Hello all,
I've got a large testing install of Xymon going on with a couple hundred hosts reporting back client status via a bbmessage.cgi->bbproxy->hobbitd proxy over port 80.
Things were working great with a stable 4.2.0 running on the hobbit server and Xymon-4.3.0.b2 on the proxy server. However when I upgraded the Hobbitd server to 4.3.0.b2, I lost reliable RRD graphing. Client reports are still coming in and being updated properly from a status perspective, but it seems the RRD graphers are getting only intermittently usable data. See attached image for an example.
I've got a few manual custom graphs being generated with the NCV directive, and that stuff is being graphed just fine - it's only the built-in client reporting that suddenly stopped.

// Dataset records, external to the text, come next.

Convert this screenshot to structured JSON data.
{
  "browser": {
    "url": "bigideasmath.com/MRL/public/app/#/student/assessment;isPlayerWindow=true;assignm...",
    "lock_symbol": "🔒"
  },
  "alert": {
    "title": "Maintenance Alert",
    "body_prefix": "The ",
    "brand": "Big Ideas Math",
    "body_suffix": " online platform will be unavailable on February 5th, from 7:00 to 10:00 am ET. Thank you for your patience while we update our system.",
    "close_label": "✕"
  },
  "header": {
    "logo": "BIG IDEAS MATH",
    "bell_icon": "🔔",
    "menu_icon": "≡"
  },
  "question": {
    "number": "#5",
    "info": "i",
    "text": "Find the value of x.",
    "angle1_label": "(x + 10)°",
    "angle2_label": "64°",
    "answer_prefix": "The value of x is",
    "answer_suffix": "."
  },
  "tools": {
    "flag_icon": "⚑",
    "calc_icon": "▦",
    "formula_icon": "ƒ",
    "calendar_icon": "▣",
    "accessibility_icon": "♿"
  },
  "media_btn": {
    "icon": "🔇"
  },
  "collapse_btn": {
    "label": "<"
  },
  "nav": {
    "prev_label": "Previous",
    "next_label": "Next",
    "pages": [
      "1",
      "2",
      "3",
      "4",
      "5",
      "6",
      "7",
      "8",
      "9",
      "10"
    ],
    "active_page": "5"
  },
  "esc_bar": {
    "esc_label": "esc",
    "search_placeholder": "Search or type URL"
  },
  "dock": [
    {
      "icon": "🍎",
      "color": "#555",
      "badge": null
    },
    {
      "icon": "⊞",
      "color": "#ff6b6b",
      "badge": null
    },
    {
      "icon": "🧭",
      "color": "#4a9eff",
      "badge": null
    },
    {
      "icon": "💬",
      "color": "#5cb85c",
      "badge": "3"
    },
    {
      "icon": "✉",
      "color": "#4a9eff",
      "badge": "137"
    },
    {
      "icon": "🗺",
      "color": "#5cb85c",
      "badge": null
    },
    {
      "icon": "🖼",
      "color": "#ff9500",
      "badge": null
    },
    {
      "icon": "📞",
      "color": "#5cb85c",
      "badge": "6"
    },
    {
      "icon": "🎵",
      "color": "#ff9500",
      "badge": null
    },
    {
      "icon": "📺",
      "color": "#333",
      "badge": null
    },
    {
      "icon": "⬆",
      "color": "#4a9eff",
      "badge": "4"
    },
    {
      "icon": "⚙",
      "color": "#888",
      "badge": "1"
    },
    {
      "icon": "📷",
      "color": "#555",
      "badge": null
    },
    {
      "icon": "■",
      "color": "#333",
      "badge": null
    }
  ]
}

I tried clearing out all the RRD files after the upgrade, thinking some sort of compatibility issue had occurred, but I'm still getting the same problem. USR2 logging on the hobbit_rrd processes shows nothing obvious, other than the ubiquitous "illegal attempt to update using time ... when last update time is ... (minimum one second step)" errors. There seem to be lots of client reports being logged by RRD, but I'm not certain I'm reading it properly. Rrdtool dump is showing lots of NaN entries in the RRD files. Thinking there was a change in memory usage that was truncating client reports combo-ized by bbproxy, I increased all the MAXMSG_* variables up to 2048, but that didn't seem to have any effect.
If anyone has run into this before or has a suggestion on where to start, I'd appreciate it.
Regards,
Japheth Cleaver